Oracle's recent moves provide an interesting proof point from the other direction. They cut ~3,000 India-based roles while simultaneously investing $5 billion in UK cloud infrastructure and hiring selectively in Virginia — suggesting they may be further along the curve where AI is now displacing the offshore bridge workforce itself.
What This Means for Leaders
If you're a CEO, CHRO, or board member navigating this moment, the historical record suggests a few things worth keeping in mind.
First, be honest about what you're actually doing. If the cuts are about correcting pandemic-era overhiring and improving margins, both legitimate business decisions, say that. Dressing up a cost play as an AI transformation erodes trust with the very workforce you'll need to execute the actual transformation later.
Second, understand the sequencing. The companies that will navigate this well are the ones that treat Phases 1 through 3 as an integrated workforce strategy, not a series of disconnected moves. The ones that will struggle are the ones making Phase 1 cuts today with no clear plan for how AI actually changes their operating model in Phase 3.

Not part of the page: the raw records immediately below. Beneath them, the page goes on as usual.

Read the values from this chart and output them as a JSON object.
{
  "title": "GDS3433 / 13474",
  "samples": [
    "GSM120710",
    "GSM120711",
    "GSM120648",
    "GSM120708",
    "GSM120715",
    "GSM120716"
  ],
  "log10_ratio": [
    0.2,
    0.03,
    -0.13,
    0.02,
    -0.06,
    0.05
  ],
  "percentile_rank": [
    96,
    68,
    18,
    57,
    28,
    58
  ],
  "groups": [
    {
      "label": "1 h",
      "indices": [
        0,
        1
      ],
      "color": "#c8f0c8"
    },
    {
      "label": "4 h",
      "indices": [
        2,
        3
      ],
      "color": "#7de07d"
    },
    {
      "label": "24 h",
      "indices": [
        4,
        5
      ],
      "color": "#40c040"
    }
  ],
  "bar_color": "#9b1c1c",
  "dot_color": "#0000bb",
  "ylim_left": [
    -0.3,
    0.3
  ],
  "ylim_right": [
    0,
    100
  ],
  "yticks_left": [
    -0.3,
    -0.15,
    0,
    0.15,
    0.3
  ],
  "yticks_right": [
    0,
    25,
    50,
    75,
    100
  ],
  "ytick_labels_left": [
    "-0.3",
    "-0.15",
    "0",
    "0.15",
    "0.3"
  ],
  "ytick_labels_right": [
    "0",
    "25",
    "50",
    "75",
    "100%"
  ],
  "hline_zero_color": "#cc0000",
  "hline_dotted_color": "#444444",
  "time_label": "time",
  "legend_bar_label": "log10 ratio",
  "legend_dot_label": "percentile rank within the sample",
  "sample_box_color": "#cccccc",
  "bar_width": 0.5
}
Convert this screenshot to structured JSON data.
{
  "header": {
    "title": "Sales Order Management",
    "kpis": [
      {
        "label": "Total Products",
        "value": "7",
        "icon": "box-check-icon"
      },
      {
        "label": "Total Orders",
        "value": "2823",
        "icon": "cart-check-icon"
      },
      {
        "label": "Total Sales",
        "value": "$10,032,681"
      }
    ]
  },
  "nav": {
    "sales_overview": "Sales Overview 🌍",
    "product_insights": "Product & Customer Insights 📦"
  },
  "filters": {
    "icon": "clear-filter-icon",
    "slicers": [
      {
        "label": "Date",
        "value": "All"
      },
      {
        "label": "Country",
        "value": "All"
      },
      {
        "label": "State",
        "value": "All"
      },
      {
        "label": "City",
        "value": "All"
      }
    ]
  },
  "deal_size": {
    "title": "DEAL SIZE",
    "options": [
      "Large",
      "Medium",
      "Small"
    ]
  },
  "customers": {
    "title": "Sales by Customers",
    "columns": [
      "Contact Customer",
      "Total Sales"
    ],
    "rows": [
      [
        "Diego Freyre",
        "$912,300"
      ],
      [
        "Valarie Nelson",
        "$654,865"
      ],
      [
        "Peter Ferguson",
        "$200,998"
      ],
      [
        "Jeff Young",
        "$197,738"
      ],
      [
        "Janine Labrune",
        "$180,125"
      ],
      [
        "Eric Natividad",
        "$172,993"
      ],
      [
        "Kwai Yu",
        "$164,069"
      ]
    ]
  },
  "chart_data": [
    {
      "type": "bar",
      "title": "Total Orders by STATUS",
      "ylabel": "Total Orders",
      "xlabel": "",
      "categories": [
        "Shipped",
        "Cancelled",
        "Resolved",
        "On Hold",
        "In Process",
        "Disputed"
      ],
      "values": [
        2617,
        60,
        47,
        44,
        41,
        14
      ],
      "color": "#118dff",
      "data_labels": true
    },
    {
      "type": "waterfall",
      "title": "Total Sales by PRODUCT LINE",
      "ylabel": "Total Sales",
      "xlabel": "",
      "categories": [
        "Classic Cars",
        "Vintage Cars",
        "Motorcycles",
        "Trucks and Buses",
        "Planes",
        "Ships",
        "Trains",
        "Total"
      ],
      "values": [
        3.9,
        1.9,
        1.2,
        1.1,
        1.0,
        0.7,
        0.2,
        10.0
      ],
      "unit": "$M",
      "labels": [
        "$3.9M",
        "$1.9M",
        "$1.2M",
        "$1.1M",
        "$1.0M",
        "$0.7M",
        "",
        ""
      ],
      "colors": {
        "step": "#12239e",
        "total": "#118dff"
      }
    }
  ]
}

Third, respect the timeline. No company has demonstrably proven that AI can replace 40% of a knowledge workforce overnight. Klarna reduced headcount by a similar proportion through natural attrition over two years, not a single-day shock. The difference between those approaches isn't just optics. It's operational discipline versus performance.
And finally, remember that history has been remarkably consistent on this point: the technology always arrives. But it arrives slower than the narrative.
The data and research referenced in this article draws from Forrester's "Predictions 2026: Future of Work" report, Challenger, Gray & Christmas employment data, Blind's January 2026 tech worker survey (n=2,392), and company-specific filings and reporting from CNBC, Reuters, Bloomberg, and TechCrunch.